There are approximately 2,700 species of mosquitoes. Only female mosquitoes bite, because they need blood to reproduce. During the 3-4 week lifetime of a female mosquito, it can produce over 1,000 eggs—which may hatch within 48 hours or, in some species, survive subzero winters.
Mosquitoes flourish in moist, relatively warm surroundings. They breed in damp soil and stagnant water, such as ditches and flood pools; however, gutters, discarded tires and other man-made containers make common breeding sites, as well.
Since you are reading this on the Insect Shield website, you may already know that one of the best ways to repel mosquitoes is to suit up with our mosquito repellent clothing and gear.
Most adult mosquitoes remain near their breeding area, but the females will travel to find blood meals. Exhaled carbon dioxide attracts the female mosquitoes, as do moisture, color and movement. According to experts, most biting mosquitoes opt to feed on horses, cattle, birds or small animals over people. When attracted to people, mosquitoes seem to prefer certain scents—which explains why one person can be more bothered than another. A common allergic reaction to mosquito saliva causes bites to itch and develop the distinctive red bump.

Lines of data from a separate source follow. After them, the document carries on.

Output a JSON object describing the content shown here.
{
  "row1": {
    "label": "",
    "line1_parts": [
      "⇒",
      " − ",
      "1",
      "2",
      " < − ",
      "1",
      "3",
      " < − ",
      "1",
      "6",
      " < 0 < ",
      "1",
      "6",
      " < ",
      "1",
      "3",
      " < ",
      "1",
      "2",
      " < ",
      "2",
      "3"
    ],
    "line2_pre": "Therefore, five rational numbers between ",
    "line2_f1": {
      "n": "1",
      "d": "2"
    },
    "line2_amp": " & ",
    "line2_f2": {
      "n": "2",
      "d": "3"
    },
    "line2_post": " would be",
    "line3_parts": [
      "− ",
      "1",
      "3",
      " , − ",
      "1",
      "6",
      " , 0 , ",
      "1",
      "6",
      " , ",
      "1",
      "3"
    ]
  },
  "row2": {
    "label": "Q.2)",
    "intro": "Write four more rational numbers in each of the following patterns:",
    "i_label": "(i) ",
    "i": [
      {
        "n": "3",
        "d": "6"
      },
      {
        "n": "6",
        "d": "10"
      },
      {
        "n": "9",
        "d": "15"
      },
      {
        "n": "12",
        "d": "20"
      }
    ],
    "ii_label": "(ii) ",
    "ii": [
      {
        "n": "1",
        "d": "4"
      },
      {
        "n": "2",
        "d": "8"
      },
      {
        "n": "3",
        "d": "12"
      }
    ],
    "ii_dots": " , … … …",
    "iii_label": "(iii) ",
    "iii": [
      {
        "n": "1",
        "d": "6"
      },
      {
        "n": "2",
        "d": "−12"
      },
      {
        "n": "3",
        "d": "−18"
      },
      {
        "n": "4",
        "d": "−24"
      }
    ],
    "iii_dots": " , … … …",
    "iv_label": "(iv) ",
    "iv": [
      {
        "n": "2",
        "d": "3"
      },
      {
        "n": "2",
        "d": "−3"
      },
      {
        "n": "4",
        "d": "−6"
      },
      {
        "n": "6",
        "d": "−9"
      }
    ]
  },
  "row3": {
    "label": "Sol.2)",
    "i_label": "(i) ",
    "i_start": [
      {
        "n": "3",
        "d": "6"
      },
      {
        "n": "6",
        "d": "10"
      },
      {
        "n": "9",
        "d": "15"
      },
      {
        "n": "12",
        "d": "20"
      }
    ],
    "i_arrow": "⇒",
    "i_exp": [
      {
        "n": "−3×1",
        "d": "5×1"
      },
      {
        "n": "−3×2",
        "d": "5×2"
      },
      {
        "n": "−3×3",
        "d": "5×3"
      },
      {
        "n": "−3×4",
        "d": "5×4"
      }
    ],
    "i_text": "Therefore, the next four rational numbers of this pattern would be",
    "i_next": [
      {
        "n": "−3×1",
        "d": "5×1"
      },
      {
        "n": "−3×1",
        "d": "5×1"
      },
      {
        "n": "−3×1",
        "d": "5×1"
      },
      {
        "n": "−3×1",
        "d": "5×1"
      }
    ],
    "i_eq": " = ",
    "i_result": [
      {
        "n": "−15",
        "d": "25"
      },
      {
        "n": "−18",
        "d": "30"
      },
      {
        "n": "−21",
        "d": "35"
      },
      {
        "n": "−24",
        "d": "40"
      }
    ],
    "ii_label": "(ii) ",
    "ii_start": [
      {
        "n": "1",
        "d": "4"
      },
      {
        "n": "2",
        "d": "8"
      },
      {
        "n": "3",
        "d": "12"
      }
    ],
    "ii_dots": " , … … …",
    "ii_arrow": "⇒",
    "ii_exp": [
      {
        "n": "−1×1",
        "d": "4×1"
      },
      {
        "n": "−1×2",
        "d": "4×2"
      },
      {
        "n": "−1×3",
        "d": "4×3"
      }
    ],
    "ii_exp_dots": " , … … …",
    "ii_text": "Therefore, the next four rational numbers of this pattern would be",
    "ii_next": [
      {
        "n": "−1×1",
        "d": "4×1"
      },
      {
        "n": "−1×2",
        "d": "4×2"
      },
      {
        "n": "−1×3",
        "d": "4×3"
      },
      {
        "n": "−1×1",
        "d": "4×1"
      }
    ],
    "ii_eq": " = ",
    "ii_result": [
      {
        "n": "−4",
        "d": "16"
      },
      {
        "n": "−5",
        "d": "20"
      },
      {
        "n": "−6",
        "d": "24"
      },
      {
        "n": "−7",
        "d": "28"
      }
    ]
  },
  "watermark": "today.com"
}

Many species of mosquitoes bite more in early morning and at dusk, but some seek prey all night. Others prove more active during the day, especially in cloudy conditions and moist, shady spots sheltered from wind. Mosquitoes can bite through ordinary thin fabrics.
Mosquitoes aren’t just a nuisance. They’re dangerous.
Mosquitoes are notorious for transmitting diseases across the globe. Millions of people are infected by mosquito-borne illnesses every year and one million cases are fatal. These diseases include malaria, dengue, chikungunya, West Nile virus, yellow fever, and Zika virus. Mosquitoes pass on viral diseases through the saliva of infected females. Infected blood is not spread through mosquito bites so it is highly unlikely for mosquitoes to spread hepatitis or HIV.
Malaria, which is transmitted to people by the bite of infected mosquitoes, is one of the world’s leading causes of death. Infected mosquitoes pass other life-threatening diseases to people, such as West Nile virus—now widespread in the United States. They also transmit diseases to animals, including heartworm disease (to dogs and others), equine encephalitis (horses) and West Nile virus (birds). The Centers for Disease Control and Prevention (CDC) website provides information about how to protect yourself and your family from mosquito bites .
The American Mosquito Control Association website also provides in-depth information on mosquitoes. The site lists mosquito-prevention tips for homeowners, including the following valuable advice. Do not allow lawn and garden watering or irrigation to cause water to stand for several days. Change the water in pet dishes at least every third day, and in birdbaths and wading pools at least once a week. Regularly check for standing water in the saucers of flowerpots, as well as on tarps used to cover boats and pools, etc. Check around faucets and air conditioner units for leaks and puddles. Watch for seepage from cisterns and septic tanks. Stock ornamental pools with top-feeding minnows (“mosquito fish”). Ornamental pools may also be treated with larvicides, including the recently introduced acoustic larvicide systems.